The principles behind the axiom are founded on a very conservative philosophy, and bring with them a lot of safety and protection if implemented. What it does well is to eliminate serendipity on the adversary’s party, and limits the number of avenues at his disposal to break the system and access the secret. Another important thing about the axiom is that it eliminates any focus on what the technique is and turns all of it on on what the technique does.

In fact, this last point was also expounded upon by Kerckhoffs in 1883, through two journal articles he wrote for the ‘La Cryptographie Militaire’, in which his axiom also made its first appearance.

As I discussed earlier, what the technique does is it guards a secret, establishing a sort of linearity: no matter the design of the system appointed to protect the secret, the system itself must not replace the existing problem (secrecy) with a harder one - but what about with an equally difficult one? This should be allowable only if both the secret and the system are part of a linear information-transmission circuit.


- The path on top is a linear information-transmission circuit, and the one below, a parallel variant (A = asset; S = secret; P = program/pathway).

For instance, in a substitution cipher (a.k.a., a Caesar cipher), each letter of the alphabet is substituted with the one that’s one place away from it (“J” with “K”) or two places away from it (“J” with “L”) or three places away from it (“J” with “M”), or so forth. The quantity of the shift is the value of the cipher’s key. So, if you’ve the encrypted message in your hand and want to know what it means, all you need is the key.

Here, while the message itself is the secret, the secrecy of the endeavour rests on knowing the key, so the message and the key both lie on a linear information-transmission circuit. The maintenance of secrecy, now, depends on how well the key is guarded - not how well the message is guarded. Therefore, even though the system has replaced the secret as the weakest link, it is known for a fact that it is absolutely impossible to know what the message is without the key!

Of course, a modern decryption system can break the Caesar cipher in a jiffy even if doesn’t have the key. This is because - Step 1 - once the system knows that a Caesar cipher is at work, it can just run a nested loop through all the letters with key values between, including, 1 and 26. At the end, the system will possess 26 messages. Step 2: If it’s known which language the message is in, then one among the 26 messages will make some sense in that language. This message is the decrypted result.

A more sophisticated cipher is the IBM’s Lucifer cipher, released by the US-NIST (then the US-NBS) in 1977 as part of the DES, and which uses the feisty Feistel network. Understanding the DES was the first step in figuring out how cryptanalytic attacks worked, or could work. What made the Lucifer so powerful was that it made use of four components that performed serially but delivered parallely.

First, say you’ve a message, M, and have no idea what it means and that the Caesar cipher has also turned up nothing.

So, you use a 56-bit key, such as “11000000111110010110111000111110110110110111001100111010”, as your starting point.

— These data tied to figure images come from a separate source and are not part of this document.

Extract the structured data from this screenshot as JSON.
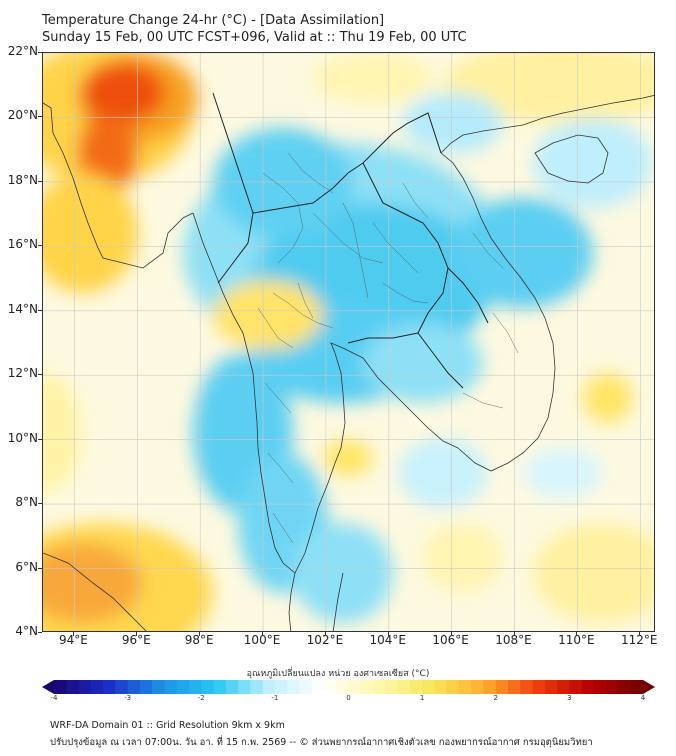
{
  "title": {
    "line1": "Temperature Change 24-hr (°C) - [Data Assimilation]",
    "line2": "Sunday 15 Feb, 00 UTC FCST+096, Valid at :: Thu 19 Feb, 00 UTC"
  },
  "map": {
    "lat_range": [
      4,
      22
    ],
    "lon_range": [
      93,
      112.5
    ],
    "lat_labels": [
      "22°N",
      "20°N",
      "18°N",
      "16°N",
      "14°N",
      "12°N",
      "10°N",
      "8°N",
      "6°N",
      "4°N"
    ],
    "lon_labels": [
      "94°E",
      "96°E",
      "98°E",
      "100°E",
      "102°E",
      "104°E",
      "106°E",
      "108°E",
      "110°E",
      "112°E"
    ]
  },
  "colorbar": {
    "title": "อุณหภูมิเปลี่ยนแปลง หน่วย องศาเซลเซียส (°C)",
    "range": [
      -4,
      4
    ],
    "tick_labels": [
      "-4",
      "-3",
      "-2",
      "-1",
      "0",
      "1",
      "2",
      "3",
      "4"
    ],
    "colors": [
      "#1a0570",
      "#1a2cc8",
      "#1e8fe6",
      "#27c6f0",
      "#bfefff",
      "#ffffff",
      "#fff8b0",
      "#f8e860",
      "#ffb030",
      "#f04010",
      "#b80000",
      "#700000"
    ]
  },
  "footer": {
    "line1": "WRF-DA Domain 01 :: Grid Resolution 9km x 9km",
    "line2": "ปรับปรุงข้อมูล ณ เวลา 07:00น. วัน อา. ที่ 15 ก.พ. 2569 -- © ส่วนพยากรณ์อากาศเชิงตัวเลข กองพยากรณ์อากาศ กรมอุตุนิยมวิทยา"
  }
}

This “master key” is called permuted-choice-1 (PC-1), and it’s job is to spawn a series of sub-keys. Before acquiring the first sub-key, PC-1 is split into two 28-bit keys: 1100000011111001011011100011 and 1110110110110111001100111010. Next, each half is rotated to the left by one or two bits. Then, 24 bits from each rotated 28-bit half-key is selected and concatenated to yield the first sub-key.

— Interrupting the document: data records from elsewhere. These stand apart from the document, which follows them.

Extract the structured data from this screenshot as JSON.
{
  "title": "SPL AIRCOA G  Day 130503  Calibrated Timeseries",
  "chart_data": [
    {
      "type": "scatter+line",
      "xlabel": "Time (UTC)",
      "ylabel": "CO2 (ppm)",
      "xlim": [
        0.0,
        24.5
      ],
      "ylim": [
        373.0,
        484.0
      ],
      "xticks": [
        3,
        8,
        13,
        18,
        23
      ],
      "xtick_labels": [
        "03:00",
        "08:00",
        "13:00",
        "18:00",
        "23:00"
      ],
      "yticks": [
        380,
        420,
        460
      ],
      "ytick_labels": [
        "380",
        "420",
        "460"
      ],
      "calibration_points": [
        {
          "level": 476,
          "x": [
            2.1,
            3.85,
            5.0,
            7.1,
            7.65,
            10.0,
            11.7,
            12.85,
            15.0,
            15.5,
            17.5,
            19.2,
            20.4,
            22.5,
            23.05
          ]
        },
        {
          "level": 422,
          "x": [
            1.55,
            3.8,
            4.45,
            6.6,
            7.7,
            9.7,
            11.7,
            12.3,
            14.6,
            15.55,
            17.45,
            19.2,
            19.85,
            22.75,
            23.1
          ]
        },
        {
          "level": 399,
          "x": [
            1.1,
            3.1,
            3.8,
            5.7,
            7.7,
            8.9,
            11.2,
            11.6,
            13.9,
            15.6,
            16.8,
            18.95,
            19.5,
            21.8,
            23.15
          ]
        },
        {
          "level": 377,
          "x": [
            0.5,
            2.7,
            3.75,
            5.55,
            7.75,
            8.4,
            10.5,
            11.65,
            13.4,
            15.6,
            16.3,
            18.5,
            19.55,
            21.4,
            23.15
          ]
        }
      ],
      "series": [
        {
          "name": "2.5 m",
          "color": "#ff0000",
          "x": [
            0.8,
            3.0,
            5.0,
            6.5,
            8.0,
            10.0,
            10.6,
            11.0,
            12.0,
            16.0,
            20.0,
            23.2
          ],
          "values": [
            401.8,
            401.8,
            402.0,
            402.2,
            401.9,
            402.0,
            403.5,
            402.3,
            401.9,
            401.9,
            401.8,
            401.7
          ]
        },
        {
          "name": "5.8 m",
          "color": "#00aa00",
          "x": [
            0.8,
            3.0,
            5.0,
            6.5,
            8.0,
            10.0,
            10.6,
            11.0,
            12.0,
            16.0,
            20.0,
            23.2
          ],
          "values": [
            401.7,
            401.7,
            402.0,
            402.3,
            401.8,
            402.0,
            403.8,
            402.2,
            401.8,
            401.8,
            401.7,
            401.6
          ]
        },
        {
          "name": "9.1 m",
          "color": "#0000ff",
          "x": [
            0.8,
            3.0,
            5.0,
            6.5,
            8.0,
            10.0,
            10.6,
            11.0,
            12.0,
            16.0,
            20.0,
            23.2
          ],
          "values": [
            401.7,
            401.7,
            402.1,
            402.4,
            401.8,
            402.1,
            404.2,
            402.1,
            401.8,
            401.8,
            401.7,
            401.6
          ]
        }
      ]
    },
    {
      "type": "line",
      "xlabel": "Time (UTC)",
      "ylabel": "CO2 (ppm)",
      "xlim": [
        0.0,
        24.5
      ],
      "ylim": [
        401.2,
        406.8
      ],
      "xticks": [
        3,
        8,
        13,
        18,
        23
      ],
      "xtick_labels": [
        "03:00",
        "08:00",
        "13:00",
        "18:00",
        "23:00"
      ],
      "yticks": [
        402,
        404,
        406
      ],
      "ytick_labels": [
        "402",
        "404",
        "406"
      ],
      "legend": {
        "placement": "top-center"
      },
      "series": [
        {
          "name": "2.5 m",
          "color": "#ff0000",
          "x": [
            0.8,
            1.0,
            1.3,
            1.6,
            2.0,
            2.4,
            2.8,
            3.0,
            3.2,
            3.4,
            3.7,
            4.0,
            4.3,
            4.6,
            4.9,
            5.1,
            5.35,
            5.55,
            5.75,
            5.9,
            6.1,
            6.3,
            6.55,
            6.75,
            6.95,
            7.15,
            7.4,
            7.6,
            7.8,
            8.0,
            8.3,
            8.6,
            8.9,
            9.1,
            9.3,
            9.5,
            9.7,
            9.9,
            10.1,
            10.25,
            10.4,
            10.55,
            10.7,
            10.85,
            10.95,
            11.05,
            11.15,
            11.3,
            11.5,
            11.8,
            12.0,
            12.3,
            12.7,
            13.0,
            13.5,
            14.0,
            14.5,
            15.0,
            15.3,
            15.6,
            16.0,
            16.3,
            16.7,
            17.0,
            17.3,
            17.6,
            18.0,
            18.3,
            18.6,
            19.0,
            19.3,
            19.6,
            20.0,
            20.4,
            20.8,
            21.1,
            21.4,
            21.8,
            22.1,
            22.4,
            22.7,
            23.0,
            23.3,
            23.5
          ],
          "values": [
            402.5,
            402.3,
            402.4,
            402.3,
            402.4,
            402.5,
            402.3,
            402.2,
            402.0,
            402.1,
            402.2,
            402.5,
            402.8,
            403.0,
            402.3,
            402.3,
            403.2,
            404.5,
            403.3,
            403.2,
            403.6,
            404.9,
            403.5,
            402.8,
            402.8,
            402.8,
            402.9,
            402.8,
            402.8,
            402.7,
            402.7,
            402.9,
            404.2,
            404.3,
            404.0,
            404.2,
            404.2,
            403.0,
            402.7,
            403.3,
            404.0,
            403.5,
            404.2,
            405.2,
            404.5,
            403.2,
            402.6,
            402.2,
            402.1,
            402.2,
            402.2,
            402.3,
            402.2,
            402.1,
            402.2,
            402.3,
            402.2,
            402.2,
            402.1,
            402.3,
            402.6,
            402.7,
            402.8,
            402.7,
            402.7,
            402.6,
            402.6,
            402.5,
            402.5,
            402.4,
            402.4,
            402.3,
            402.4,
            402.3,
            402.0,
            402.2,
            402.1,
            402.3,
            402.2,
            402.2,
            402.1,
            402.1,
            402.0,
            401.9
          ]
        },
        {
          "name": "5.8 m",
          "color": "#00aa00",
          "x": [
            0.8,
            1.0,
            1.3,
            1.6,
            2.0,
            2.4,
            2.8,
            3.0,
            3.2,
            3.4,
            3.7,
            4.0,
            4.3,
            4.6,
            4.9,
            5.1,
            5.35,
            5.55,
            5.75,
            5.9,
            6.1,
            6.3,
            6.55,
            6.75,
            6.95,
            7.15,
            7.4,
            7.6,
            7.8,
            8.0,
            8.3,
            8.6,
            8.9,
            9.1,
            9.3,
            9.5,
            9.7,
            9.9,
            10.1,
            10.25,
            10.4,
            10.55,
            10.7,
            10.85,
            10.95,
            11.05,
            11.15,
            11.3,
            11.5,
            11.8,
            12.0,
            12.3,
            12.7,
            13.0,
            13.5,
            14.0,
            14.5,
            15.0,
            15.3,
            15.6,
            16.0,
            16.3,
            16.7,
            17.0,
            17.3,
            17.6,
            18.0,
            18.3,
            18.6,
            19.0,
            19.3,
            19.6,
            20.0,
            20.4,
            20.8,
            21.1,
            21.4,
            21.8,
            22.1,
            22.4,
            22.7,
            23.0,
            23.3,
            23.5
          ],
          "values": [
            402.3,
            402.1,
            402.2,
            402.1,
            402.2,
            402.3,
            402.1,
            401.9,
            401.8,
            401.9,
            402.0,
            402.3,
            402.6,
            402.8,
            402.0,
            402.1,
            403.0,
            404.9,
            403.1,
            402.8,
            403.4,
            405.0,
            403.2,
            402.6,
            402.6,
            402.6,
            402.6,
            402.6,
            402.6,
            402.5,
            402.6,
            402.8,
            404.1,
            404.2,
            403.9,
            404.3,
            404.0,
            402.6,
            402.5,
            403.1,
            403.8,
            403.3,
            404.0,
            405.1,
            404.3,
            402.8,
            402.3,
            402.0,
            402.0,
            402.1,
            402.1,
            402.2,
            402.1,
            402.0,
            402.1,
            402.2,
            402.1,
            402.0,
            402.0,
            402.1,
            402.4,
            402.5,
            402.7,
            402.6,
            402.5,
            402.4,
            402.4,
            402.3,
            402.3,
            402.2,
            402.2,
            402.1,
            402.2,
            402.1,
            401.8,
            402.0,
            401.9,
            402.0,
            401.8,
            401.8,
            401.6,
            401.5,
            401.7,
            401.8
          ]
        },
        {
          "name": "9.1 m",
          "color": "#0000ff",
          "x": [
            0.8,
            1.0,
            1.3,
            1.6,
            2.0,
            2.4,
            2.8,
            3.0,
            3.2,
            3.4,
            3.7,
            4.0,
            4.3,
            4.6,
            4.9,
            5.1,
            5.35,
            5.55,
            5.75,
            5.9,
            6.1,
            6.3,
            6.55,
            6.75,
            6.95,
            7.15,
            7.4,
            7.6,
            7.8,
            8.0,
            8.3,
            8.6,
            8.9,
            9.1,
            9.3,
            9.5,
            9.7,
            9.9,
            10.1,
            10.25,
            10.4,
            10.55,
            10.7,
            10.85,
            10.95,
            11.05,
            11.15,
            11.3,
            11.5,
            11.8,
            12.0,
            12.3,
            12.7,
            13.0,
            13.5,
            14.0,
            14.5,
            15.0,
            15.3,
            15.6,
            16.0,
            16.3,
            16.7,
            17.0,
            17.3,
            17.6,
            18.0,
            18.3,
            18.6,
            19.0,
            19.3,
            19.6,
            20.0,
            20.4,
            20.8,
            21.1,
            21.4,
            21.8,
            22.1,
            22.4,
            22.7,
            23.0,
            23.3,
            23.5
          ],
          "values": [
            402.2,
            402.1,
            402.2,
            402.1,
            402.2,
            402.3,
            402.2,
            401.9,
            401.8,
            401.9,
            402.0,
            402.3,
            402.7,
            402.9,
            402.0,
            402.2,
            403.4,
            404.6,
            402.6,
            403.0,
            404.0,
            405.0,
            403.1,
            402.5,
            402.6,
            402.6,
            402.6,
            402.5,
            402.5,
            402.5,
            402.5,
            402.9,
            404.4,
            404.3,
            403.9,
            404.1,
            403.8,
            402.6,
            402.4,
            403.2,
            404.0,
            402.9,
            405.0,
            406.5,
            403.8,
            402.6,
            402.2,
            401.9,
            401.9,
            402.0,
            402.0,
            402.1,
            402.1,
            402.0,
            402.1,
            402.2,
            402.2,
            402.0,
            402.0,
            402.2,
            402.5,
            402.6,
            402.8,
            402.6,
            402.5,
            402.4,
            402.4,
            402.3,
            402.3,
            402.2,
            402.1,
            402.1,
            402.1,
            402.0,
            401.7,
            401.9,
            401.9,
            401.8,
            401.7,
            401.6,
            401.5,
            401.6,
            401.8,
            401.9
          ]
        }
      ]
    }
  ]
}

This sub-key forms the first Caesar cipher key, the PC-2, with which the message, M, is to be indirectly decrypted.

In the second round, the two half-keys are again rotated one or two bits to the left, then 24 bits selected and joined together to yield the second sub-key, with which the once-decrypted message is decrypted for the second time.

In the third round, the two half-keys are again rotated one or two bits to the left, then 24 bits selected and joined together to yield the third sub-key, with which the twice-decrypted message is decrypted for the third time.

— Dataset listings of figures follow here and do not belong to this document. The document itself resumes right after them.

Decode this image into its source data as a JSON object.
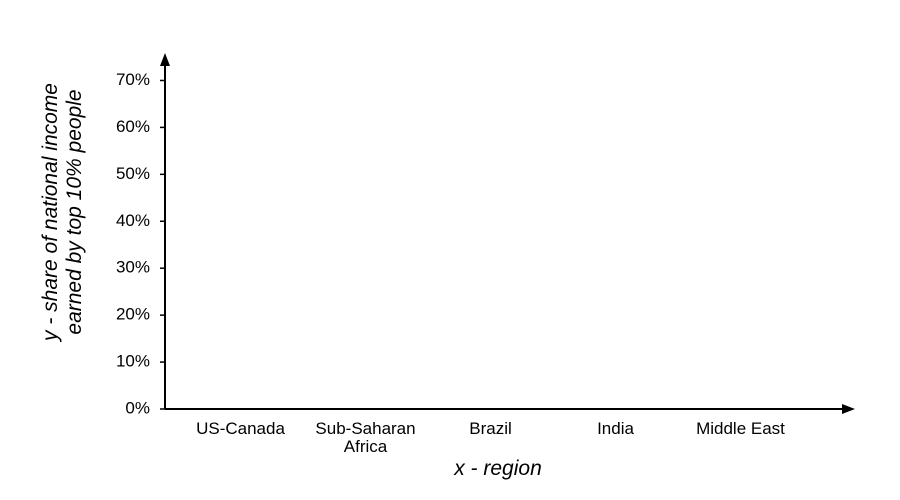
{
  "chart_data": {
    "type": "bar",
    "x_label": "x - region",
    "y_label": "y - share of national income earned by top 10% people",
    "categories": [
      "US-Canada",
      "Sub-Saharan Africa",
      "Brazil",
      "India",
      "Middle East"
    ],
    "ylim": [
      0,
      75
    ],
    "yticks": [
      {
        "value": 0,
        "label": "0%"
      },
      {
        "value": 10,
        "label": "10%"
      },
      {
        "value": 20,
        "label": "20%"
      },
      {
        "value": 30,
        "label": "30%"
      },
      {
        "value": 40,
        "label": "40%"
      },
      {
        "value": 50,
        "label": "50%"
      },
      {
        "value": 60,
        "label": "60%"
      },
      {
        "value": 70,
        "label": "70%"
      }
    ]
  }
}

(If, after rotation, an uneven number of bits from each half-key is chosen instead of 24 from each, then the encryption system stops being a Feistel and starts being a Skipjack.)

This whole thing goes on for 16 total rounds, administered by a rounding algorithm (DES) which also decides at which place to start, leaving M decrypted a total of 16 times with the use of 32 half-keys determined by 16 two-set 24-bit concatenations, which in turn are each selected on the basis of 16 key-schedules. So, pictographically, this is how the Feistel network encryption system is represented.

Here: R-A is the rounding algorithm, K-S the key-schedule, and B-D the bits’ displacement each round, represented as a function.

When only the system’s looked at, you’ll see that it fails if one of its four components fails. This means the system, by itself, has four secrets to protect of itself. However, in making this argument, we’re also assuming that all four components are individually capable of protecting the secret, that it’s a parallel information-transmission circuit. This isn’t the case because if one of the four components fails, then the rest of the system becomes un-unlockable, thus destroying (technical) access to the secret and preserving the secrecy.


- The four components have to all work or the system will be in stasis.

So, Kerckhoffs’s axiom holds - from Caesar to Feistel to Skipjack - and all along the way, provides the same level of security through just one principle, his desiderata.

(If you’re interested in cracking the Skipjack, check the DESCHALL, the Deep Crack, and the AES. If you’re interested in the most effective encryption system in place today, check out the FIPS standards over the years, COPACABANA, and RIVYERA.)